The world of Light Fall is gorgeous in its own way, not bright or colorful, but instead using accents of dark and light to create a uniquely intriguing setting for the game. In the demo I played, I was seeking Animus the Wise, an old god of my people. For some reason, my character’s nation was gone, and I needed to find out why, avoiding the many dangers in the way.
While early on you can simply hop and wall jump over many of the hazards in each level, you’ll soon need to make use of your platforms to stay alive. You have three charges of platforms to work with, which only recharge once you touch the ground again. Platforms can either be moved and placed, or quickly spawned beneath or to the side of you.
In some cases, this meant carefully parking a platform in front of a laser so I could pass by it. In others, it meant quickly tapping the A button to pop a platform up beneath me before I landed dead-on a pile of spikes. Having the jump button and platform-spawning button be the same is an odd adjustment at first, but once I had kicked some bad habits, I was smoothly zooming across vast expanses with perfect jumps of my own design.
The speed of Light Fall is especially interesting, as you quickly reach a fast pace and have to start thinking on your feet with platforms. At one point in my demo, I was in a sort-of escape sequence, dodging falling rocks and rising spikes while staying ahead of the edge of the screen. I had to run while constantly thinking ahead — where do I want my platforms, when should I spawn them, when do I need to touch the ground to refill my charges.
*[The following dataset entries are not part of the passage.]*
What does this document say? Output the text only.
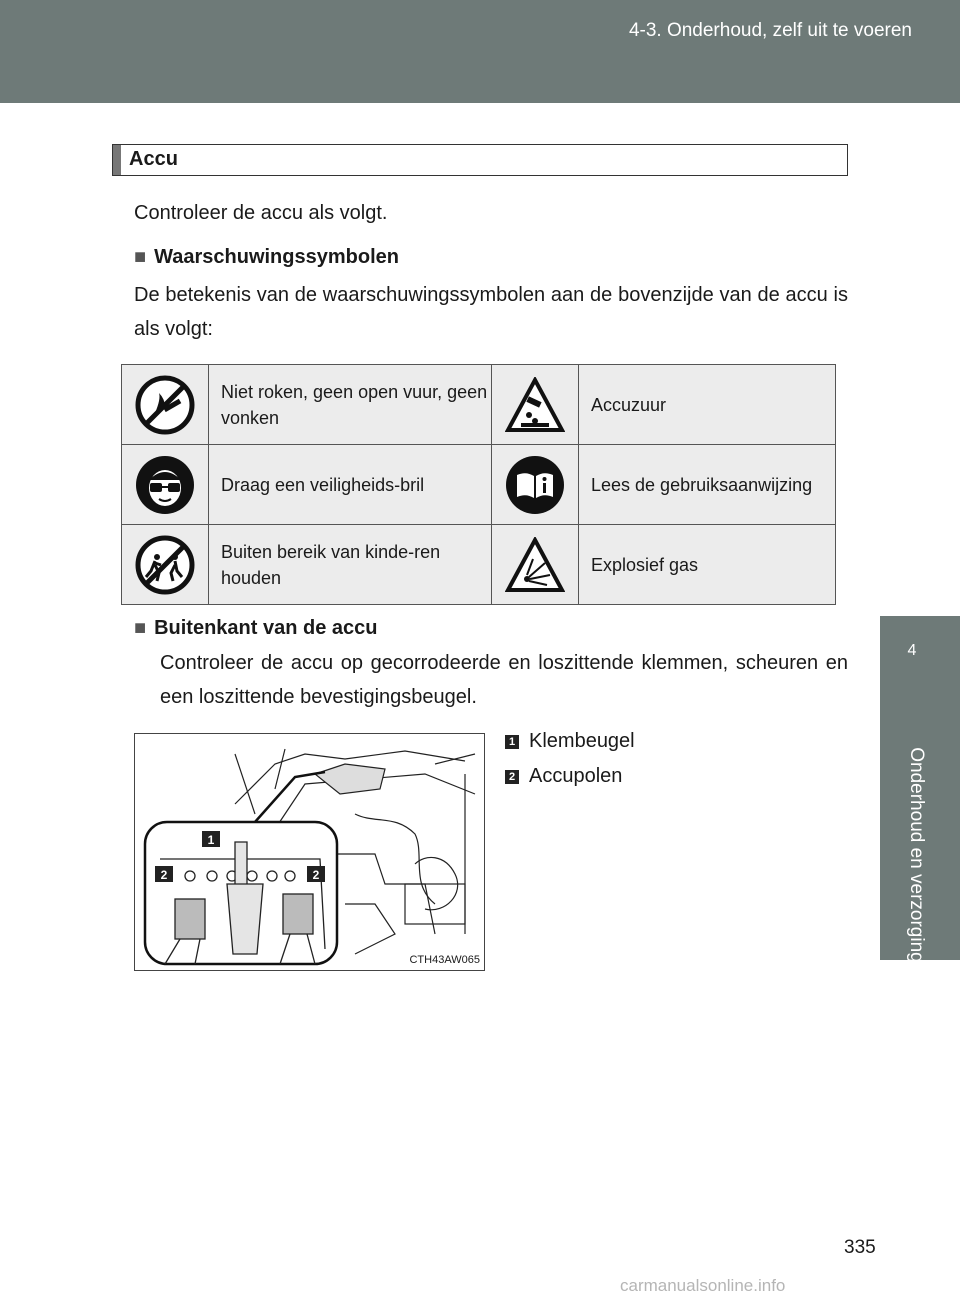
4-3. Onderhoud, zelf uit te voeren
4
Onderhoud en verzorging
Accu
Controleer de accu als volgt.
■ Waarschuwingssymbolen
De betekenis van de waarschuwingssymbolen aan de bovenzijde van de accu is als volgt:
	Niet roken, geen open vuur, geen vonken		Accuzuur

	Draag een veiligheids-bril		Lees de gebruiksaanwijzing

	Buiten bereik van kinde-ren houden		Explosief gas
■ Buitenkant van de accu
Controleer de accu op gecorrodeerde en loszittende klemmen, scheuren en een loszittende bevestigingsbeugel.
1
2	2
CTH43AW065
1 Klembeugel
2 Accupolen
335
carmanualsonline.info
In a later level, I had the opposite experience: a slow, careful leap across the sea, using tiny bits of mechanical buoys to refill charges as I tried to stay above water. I didn’t have to hit top speed, but I had to maximize the distance I got with every jump. With only three platforms to work with, every bit mattered in trying to make it to the next bit of land.
My experience with Light Fall was wholly intriguing, and it was one of the better games I saw on the show floor at PAX South. It’s an unassuming platformer, but the mechanic of platform creation mixed with the unique art style and presentation makes for one of the most promising packages in the indie area. Light Fall has a very high probability of being the next big indie platformer to blame hair loss and broken controllers on, in all the right ways.
Light Fall will be released for PC and Mac, with the date to be determined.